Um livro de instruções que não instrui. Um livro que contém setas apontando para todos os lados e a cada esquina faixas exclusivas para pedestres, ciclistas e motoristas, de modo que o fluxo nunca cesse, nem de um lado nem do outro, o que no fundo seria ruim para quem apenas observa o trânsito e jamais se encoraja a atravessar a avenida, seja em que sentido for.

Um guia de consumo que sugere todos os produtos, inclusive os estragados, vencidos, enlatados, carne para vegetarianos e ervas para quem não está nem aí, cebolinha e alho-poró contra o deslumbre, beterraba para o azedume, cheiro-verde e coentro para amenizar a angústia, beberagens para as decepções amorosas e chocolates para suicidas.

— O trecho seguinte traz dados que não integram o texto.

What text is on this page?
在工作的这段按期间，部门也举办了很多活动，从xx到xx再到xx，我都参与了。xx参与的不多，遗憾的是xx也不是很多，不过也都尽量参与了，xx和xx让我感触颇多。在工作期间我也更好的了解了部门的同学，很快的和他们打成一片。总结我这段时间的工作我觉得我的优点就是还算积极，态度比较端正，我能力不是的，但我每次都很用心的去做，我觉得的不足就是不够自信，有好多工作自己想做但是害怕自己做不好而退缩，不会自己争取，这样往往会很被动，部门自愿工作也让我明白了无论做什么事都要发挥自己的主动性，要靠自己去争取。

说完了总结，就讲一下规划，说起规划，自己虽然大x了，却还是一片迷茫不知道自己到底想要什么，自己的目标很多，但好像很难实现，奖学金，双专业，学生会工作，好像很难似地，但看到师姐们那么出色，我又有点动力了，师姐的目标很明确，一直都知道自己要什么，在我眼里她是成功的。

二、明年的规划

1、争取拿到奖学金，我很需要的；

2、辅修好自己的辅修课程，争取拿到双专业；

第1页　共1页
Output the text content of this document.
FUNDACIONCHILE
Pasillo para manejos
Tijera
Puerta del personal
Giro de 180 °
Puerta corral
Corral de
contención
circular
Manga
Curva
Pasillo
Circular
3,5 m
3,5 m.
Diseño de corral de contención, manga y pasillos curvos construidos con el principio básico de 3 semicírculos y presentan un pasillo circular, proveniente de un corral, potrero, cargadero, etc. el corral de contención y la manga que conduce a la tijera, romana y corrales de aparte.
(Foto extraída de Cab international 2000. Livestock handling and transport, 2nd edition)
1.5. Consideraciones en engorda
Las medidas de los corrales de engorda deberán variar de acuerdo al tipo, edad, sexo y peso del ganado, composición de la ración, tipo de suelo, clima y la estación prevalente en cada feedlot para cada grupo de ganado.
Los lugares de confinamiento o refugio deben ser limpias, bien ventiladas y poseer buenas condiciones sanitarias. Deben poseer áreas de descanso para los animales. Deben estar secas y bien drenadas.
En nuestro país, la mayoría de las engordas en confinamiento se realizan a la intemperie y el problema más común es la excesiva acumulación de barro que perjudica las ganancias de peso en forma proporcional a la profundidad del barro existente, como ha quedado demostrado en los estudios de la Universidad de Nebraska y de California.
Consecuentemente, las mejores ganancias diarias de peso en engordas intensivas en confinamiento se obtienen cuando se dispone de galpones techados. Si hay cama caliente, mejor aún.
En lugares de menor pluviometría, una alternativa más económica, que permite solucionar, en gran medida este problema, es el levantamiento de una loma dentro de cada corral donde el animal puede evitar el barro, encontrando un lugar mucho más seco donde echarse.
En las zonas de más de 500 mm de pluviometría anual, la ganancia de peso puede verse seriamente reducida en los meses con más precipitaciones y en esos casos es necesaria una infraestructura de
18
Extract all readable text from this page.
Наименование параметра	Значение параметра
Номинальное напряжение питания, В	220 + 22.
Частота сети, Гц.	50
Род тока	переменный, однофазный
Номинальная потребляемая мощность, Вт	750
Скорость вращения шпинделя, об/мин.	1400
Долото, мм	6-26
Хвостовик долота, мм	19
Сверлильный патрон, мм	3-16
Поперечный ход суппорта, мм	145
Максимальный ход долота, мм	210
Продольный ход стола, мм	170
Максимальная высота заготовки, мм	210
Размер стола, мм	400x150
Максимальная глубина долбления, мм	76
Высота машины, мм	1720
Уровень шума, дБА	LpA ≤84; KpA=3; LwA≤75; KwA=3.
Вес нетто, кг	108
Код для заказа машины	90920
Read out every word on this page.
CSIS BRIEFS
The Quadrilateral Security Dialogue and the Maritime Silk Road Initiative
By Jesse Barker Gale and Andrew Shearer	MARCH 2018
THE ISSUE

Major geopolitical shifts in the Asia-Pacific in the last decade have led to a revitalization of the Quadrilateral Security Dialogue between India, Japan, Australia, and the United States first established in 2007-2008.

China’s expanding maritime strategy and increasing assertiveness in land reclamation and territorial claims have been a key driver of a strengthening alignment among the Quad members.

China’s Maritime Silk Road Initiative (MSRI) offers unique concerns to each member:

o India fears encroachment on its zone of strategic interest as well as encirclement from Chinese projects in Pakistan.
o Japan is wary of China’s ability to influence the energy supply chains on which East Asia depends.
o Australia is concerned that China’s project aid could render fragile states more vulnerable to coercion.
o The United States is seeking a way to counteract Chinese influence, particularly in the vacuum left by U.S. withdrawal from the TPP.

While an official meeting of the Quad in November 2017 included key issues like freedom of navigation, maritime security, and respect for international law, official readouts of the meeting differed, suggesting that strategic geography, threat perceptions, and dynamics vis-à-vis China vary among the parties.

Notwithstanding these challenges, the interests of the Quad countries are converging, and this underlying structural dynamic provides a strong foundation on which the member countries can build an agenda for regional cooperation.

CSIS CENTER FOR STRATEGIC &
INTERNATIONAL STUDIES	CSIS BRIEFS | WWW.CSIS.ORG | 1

Uma obra necessária sobre objetos desnecessários, um livro que aponte aonde ninguém pretende ir de férias nos próximos anos e talvez nas próximas décadas, uma referência sequer de história passada ou futura, uma única praça importante com um busto entronado no centro arborizado e vazio, um único personagem cuja vida todos julgam saber sem de fato saberem de nada, nenhum museu de estátuas de guerreiros e intelectuais progressistas porque homens e mulheres que lutaram por liberdade encontram-se nessa cidade misturados anonimamente a outros homens e mulheres que nunca moveram um dedo.

Uma coleção de pequenas e grandes irrelevâncias. Para combinar com tudo e todos.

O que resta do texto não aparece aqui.